Novembre 2003, Quai du Point du Jour, une nuit noire où j’ai fui. J’ai senti mes seins aplatis au sol par son vice sur de la moquette qui devait déjà s’encrouter de sa semence que tous les soirs d’agression il lâchait par terre avant de s’essuyer le sexe. Combien de fois changeait-on la moquette de ce funeste bureau à TF1, tour imposante, première chaine européenne?
Quai du Point du Jour. De cette nuit, je suis restée une mèche fumante. Un rien me déclenche dans la peur et dans la méfiance. Le Quai du Point du jour est pour moi l’aube d’années crépusculaires.
Plus d’une décennie que j’ai passée, le dos tourné au soleil, allant de folies en folies. Des jours tombant comme des fantassins. Une union, un enfant, les draps en lin du domicile conjugal qui grattent ma vie. Mes os qui se cognent dans mon sommeil et me réveillent. La moelle de ces mêmes os pointus qu’une dépression sucera pour des années. Presque dix-huit étés à me cadavérer auprès d’une cheminée. Un banal drame privé.
« 19 ans de souffrances, une prescription assassine«
2021, en dominos, des successions de plaintes et de témoignages s’avalanchent sur PPDA. Je découvre avec horreur et dégoût, l’immensité des dégâts. Je me suis crue seule durant 18 ans, nous étions une armée en dormance. Florence Porcel a été la grenade. Avec Me Too, j’ai récupéré la narration de ma vie. Mon histoire s’avère être commune mais c’est en cela qu’elle est intéressante. Elle est universelle. Elle a tous les visages: votre mère, votre sœur, votre ex, votre boss. Vous qui me lisez, vous nous connaissez. Vous nous croisez tous les jours. Sinon vous êtes l’une d’entre nous qui n’ose pas encore s’en ouvrir. Je suis mille. Vous êtes des millions.
Printemps 2022, je sais que je suis prescrite. La loi pense que j’ai trop tardé ou que j’ai pris mon temps. À quoi ? À pourrir.

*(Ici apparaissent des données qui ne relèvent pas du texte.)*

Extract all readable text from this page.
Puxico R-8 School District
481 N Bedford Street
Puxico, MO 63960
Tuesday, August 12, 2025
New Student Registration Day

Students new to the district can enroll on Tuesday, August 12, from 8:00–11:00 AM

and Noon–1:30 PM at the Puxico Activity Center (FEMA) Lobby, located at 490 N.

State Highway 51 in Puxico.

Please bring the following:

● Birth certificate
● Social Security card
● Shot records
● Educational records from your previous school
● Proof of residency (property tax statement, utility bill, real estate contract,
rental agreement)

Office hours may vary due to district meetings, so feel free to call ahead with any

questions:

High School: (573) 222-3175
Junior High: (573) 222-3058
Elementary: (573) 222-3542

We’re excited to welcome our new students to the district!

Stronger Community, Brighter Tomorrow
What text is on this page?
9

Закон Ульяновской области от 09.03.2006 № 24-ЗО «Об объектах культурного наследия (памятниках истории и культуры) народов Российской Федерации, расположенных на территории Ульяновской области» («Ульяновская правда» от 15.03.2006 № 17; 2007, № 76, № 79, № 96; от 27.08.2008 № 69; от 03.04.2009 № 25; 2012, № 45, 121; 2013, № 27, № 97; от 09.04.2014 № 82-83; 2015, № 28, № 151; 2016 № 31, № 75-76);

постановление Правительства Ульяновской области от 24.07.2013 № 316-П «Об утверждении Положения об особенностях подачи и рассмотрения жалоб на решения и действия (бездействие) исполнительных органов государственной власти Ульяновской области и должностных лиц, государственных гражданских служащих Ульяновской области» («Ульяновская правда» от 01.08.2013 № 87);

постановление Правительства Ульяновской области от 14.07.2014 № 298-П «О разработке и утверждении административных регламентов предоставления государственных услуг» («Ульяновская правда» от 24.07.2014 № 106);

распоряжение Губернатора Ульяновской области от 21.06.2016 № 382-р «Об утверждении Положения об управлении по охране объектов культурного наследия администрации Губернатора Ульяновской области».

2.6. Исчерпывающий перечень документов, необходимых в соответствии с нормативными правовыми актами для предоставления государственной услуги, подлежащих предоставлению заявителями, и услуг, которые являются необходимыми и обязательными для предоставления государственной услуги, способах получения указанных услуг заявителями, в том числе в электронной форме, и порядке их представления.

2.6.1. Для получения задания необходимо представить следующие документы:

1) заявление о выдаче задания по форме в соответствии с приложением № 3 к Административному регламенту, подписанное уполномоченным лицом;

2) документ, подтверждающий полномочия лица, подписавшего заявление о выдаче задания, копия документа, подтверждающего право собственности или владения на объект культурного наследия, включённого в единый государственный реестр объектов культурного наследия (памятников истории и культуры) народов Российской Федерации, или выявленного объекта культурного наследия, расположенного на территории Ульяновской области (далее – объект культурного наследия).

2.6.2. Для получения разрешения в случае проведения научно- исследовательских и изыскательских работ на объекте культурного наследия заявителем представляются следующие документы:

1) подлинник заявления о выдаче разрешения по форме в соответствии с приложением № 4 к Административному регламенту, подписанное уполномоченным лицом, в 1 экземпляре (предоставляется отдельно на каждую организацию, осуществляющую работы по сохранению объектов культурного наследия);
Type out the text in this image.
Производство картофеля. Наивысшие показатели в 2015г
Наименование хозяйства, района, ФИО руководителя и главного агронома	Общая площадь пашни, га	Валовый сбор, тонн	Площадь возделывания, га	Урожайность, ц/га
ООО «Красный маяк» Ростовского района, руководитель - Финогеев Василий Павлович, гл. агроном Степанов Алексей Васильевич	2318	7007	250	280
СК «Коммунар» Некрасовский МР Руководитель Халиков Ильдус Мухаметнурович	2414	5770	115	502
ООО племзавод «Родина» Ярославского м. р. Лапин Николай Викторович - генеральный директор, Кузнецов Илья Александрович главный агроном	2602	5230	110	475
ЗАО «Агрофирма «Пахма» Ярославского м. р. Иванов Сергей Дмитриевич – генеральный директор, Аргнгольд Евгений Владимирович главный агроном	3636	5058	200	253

Ce temps pris, qui me disqualifie, n’a plus à démontrer son utilité dorénavant, tant on nous a expliqué ce qu’est la sidération. Ce temps pris, c’est à cause du silence qu’on m’oppose quand j’en parle, du statut de victime que je ne veux pas endosser pour mon amour propre, et c’est aussi pour beaucoup à cause d’une époque où le sexisme et la misogynie était le modus vivendi de la société. On m’a dit souvent durant ma vie: « Sers les dents, sers les cuisses ».
Mars, Avril, Mai ont été des heures de discussion avec mon père, au téléphone, ou côte à côte dans la voiture à peser le pour et le contre. La balance penche. Cela risque de faire du bruit. Mon nom et mon visage seront jetés aux lions. J’aurai la disgrâce. Les gens zoomeront sur toutes les photos de moi traquant ce qu’il y a de faux, de non-authentique, de mensonger. Mon passé sera passé à la loupe. La question qui sera sur toutes les lèvres sera celle de ma bonne moralité. Sur X, on me jugera et on m’insultera certainement. On me calomniera. On dira qu’avec le genre de livres que j’écris, je l’ai bien cherché. Que je fais ça pour l’argent (oups). En France, on ne gagne jamais d’argent comme les gens se l’imaginent après avoir vu qu’aux USA, ces histoires se règlent à coup de millions de dollars. Dans le meilleur des cas, une femme qui porte plainte en France et qui voit son affaire (rarement) jugée et qui gagne (on parle en années) verra le remboursement de ses frais d’avocat et au mieux quelquefois (si elle est au civil) un petit dédommagement des « préjudices » s’apparentant au prix d’un treizième mois.
Été 2022, je décide de me rendre publique car je n’ai aucune honte. Non, je ne ressens AUCUNE honte. La seule honte qui me traverse est pour les silencieux autour de moi et toutes ces personnes qui savaient et qui se sont éloignées brutalement. Au nom de quoi ? D’une réputation ? D’un travail ? D’un prix littéraire ? D’une paix confortable et menteuse ? En tout cas, pas par conviction, c’est certain.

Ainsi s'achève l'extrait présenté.